Il lavoro di Moshel e dei suoi colleghi va in questa direzione. Il loro ultimo studio ha esaminato 27 indagini di neuroimaging e ha scoperto che il consumo eccessivo di Internet è correlato a una riduzione del volume della materia grigia nelle regioni del cervello coinvolte nell’elaborazione della ricompensa, nel controllo degli impulsi e nel processo decisionale. “Questi cambiamenti riflettono i modelli osservati nelle dipendenze da sostanze”, afferma lo scienziato, come le metanfetamine e l’alcol.
Ma non è tutto. La ricerca ha inoltre scoperto che “questi cambiamenti neuroanatomici negli adolescenti coincidono con l’interruzione di processi come la formazione dell’identità e la cognizione sociale, aspetti critici in questa fase dello sviluppo”. Funziona quasi come un circolo vizioso, in cui i più vulnerabili possono essere i più colpiti.
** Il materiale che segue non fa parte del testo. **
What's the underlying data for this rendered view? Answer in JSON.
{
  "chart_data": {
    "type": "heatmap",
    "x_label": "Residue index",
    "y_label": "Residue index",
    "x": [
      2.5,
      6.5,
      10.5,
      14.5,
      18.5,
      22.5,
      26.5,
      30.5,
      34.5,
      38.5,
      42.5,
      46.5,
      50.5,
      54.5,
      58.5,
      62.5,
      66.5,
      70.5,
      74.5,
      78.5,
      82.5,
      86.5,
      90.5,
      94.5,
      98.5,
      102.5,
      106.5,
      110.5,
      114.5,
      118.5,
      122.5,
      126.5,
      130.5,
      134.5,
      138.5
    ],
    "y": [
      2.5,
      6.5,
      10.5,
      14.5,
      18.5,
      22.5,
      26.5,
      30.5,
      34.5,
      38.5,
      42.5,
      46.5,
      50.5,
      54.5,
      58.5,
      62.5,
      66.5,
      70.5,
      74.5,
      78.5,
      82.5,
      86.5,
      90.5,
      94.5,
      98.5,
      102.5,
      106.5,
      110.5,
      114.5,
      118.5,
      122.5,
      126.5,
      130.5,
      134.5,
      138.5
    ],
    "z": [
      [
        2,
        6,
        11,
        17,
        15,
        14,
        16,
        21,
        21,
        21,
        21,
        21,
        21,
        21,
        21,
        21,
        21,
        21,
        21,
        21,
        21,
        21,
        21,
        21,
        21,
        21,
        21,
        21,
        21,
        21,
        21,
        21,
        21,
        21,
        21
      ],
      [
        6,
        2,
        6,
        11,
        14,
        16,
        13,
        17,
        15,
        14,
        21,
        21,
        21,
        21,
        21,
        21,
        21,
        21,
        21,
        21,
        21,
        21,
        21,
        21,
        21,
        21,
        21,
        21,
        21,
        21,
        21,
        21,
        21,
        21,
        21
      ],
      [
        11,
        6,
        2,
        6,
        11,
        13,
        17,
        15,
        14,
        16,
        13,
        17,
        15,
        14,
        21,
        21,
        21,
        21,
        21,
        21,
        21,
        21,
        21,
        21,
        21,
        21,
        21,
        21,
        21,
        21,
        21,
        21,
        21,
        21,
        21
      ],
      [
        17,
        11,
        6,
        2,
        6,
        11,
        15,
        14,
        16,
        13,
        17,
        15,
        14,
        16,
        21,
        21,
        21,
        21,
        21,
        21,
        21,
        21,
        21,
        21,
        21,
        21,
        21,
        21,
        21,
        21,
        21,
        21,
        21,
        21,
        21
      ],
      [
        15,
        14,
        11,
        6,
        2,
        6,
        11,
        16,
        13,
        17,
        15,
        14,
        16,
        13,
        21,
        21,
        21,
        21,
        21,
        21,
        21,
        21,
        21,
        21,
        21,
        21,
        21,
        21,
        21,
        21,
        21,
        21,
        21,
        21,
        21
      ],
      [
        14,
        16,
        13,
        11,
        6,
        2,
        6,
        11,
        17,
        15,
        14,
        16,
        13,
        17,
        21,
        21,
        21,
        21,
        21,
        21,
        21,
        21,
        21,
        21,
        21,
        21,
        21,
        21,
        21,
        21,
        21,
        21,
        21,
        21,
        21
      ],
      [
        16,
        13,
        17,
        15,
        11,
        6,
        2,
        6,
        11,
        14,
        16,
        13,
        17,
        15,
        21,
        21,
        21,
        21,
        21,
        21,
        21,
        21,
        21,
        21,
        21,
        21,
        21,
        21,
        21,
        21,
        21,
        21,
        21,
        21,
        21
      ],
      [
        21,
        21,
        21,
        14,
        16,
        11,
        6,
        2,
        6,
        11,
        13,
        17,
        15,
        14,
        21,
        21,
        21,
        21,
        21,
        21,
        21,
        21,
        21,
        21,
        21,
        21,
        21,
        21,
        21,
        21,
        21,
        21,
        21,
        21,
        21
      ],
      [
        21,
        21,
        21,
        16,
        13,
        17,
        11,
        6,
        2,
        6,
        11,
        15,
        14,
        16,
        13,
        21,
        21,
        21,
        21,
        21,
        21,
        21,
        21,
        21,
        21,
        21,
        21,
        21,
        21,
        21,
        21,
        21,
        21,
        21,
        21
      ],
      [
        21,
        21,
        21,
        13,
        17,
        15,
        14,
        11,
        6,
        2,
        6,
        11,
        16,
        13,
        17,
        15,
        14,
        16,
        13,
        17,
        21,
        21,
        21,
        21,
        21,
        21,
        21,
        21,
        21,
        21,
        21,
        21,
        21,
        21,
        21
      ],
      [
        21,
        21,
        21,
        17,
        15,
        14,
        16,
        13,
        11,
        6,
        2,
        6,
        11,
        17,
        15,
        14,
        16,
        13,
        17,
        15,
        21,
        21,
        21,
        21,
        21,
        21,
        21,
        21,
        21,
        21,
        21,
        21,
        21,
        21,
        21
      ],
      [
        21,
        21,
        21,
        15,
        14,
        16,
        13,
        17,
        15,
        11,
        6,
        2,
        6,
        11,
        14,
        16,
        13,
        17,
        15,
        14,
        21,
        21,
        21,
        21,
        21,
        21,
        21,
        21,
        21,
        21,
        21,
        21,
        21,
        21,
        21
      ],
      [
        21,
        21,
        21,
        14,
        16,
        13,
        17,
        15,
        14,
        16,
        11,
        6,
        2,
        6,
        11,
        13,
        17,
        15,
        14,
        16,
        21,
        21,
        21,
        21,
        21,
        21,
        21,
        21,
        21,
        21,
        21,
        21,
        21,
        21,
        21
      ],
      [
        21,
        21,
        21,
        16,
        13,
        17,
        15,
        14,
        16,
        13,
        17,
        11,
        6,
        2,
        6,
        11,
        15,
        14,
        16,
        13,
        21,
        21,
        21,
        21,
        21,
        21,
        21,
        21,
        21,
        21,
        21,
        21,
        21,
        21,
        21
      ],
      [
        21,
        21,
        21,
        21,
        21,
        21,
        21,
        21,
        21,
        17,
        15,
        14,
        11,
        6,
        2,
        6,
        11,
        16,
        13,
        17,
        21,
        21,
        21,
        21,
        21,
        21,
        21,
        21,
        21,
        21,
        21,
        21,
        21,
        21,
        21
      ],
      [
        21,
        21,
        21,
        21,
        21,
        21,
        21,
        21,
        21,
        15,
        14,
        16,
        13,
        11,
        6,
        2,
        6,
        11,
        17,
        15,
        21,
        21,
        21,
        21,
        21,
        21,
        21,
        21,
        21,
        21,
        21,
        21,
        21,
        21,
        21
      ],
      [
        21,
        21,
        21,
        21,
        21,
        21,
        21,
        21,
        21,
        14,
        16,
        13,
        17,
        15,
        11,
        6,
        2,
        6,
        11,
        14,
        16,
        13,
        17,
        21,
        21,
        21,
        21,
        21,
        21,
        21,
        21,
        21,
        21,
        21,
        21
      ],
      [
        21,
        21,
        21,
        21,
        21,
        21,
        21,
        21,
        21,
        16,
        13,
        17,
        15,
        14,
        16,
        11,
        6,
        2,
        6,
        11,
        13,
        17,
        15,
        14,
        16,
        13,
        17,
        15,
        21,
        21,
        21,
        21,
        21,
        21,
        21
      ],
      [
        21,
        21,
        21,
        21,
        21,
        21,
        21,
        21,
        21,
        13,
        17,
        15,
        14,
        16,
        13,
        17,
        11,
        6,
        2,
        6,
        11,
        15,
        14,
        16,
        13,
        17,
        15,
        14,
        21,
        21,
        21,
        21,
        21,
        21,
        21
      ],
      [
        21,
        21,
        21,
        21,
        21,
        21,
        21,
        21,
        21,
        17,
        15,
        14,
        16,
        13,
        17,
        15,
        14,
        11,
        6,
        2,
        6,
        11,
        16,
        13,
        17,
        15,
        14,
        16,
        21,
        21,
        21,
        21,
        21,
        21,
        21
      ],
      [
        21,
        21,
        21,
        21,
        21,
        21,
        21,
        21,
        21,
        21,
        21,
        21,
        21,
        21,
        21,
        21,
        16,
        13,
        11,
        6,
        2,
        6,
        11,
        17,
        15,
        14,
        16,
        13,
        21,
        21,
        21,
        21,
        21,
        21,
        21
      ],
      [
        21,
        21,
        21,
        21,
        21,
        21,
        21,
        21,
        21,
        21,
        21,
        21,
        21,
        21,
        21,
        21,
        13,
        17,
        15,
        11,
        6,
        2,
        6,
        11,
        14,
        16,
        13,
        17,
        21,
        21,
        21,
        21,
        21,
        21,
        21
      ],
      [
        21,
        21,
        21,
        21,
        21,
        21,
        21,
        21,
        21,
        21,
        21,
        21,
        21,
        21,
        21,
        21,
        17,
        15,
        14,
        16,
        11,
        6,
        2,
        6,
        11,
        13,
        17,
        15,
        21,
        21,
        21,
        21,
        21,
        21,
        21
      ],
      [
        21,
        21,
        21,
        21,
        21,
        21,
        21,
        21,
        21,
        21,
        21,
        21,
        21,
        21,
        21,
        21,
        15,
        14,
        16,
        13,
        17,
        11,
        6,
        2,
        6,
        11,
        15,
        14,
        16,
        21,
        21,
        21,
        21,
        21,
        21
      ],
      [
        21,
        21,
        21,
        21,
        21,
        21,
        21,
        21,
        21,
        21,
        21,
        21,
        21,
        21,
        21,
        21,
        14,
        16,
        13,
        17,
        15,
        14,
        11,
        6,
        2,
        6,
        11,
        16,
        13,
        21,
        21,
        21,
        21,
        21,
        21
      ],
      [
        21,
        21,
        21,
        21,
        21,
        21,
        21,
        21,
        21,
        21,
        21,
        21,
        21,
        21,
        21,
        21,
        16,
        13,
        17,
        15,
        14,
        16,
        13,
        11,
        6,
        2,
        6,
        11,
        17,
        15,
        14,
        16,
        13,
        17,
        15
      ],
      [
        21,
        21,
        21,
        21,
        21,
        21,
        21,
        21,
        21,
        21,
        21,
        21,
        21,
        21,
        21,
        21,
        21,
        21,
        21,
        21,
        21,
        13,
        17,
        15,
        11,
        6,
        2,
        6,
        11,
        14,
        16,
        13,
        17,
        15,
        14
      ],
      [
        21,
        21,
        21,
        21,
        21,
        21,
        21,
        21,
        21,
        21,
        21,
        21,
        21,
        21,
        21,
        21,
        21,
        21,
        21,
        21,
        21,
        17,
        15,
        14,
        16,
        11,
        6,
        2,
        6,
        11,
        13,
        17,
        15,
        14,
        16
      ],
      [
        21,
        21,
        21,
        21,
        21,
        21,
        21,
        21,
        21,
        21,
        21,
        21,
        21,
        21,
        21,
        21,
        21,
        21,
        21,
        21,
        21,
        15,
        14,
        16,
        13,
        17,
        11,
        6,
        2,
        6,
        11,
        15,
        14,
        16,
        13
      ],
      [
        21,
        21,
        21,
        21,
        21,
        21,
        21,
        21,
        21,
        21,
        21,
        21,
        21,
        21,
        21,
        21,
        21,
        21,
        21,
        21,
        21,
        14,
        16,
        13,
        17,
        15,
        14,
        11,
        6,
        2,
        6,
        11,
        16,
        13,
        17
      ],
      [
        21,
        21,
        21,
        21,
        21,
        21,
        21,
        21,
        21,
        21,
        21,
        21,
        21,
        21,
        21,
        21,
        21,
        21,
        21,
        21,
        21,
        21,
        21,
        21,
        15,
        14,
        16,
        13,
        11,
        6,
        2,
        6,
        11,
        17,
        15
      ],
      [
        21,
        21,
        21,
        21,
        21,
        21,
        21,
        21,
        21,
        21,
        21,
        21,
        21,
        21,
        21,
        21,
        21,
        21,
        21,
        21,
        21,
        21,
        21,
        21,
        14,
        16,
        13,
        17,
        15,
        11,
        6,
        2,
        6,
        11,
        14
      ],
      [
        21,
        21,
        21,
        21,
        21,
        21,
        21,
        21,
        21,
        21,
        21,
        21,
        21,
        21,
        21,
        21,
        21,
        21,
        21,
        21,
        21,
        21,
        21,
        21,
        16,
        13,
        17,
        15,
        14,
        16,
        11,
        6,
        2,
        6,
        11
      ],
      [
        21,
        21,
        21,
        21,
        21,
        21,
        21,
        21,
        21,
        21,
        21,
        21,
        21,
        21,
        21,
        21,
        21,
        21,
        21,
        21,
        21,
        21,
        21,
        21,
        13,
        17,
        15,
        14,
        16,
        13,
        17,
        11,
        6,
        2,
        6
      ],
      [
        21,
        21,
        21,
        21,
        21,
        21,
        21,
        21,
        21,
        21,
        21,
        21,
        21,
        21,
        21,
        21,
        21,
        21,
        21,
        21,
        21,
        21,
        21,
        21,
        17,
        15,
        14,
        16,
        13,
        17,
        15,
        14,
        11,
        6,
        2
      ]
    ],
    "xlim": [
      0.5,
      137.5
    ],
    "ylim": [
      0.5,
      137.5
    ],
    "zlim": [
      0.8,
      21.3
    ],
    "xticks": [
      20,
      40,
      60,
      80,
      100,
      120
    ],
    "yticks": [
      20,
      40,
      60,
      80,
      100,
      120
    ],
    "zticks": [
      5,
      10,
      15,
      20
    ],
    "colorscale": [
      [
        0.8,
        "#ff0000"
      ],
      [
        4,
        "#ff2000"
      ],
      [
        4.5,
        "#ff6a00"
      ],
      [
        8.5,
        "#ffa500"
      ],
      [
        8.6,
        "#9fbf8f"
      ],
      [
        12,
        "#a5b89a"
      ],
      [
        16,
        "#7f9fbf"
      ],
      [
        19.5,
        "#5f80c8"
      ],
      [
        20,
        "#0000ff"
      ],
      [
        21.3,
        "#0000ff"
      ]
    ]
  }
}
Secondo i risultati di una ricerca pubblicata su Natura A novembre, le persone con problemi di salute mentale hanno maggiori probabilità di sfogliare contenuti spazzatura, il che aggrava ulteriormente i loro sintomi.
Nel mese di dicembre, lo psicologo Carlos Losada ha suggerito a EL PAÍS alcune raccomandazioni per evitare di cadere nella scorrimento del destino o, in altre parole, evitare di farsi risucchiare nel buco nero dei contenuti spazzatura che gli algoritmi rinforzano: riconoscere il problema, sforzarsi di disconnettersi e svolgere attività che richiedono la presenza fisica, come incontrare gli amici o fare sport, sono alcuni dei loro suggerimenti .
Moshel afferma: “Queste attività sono fondamentali per la salute del cervello e il benessere generale, poiché aiutano a bilanciare gli effetti potenzialmente dannosi dell’uso prolungato dello schermo”. Sottolinea che il tipo di contenuto consumato è un fattore chiave nella modulazione dei cambiamenti anatomici nel cervello. “Concentrati sia sulla qualità che sulla quantità del tempo trascorso davanti allo schermo. Dai priorità ai contenuti didattici che evitano le caratteristiche che creano dipendenza. “Stabilire limiti chiari e adeguati all’età per l’uso quotidiano dello schermo e incoraggiare pause regolari”, aggiunge.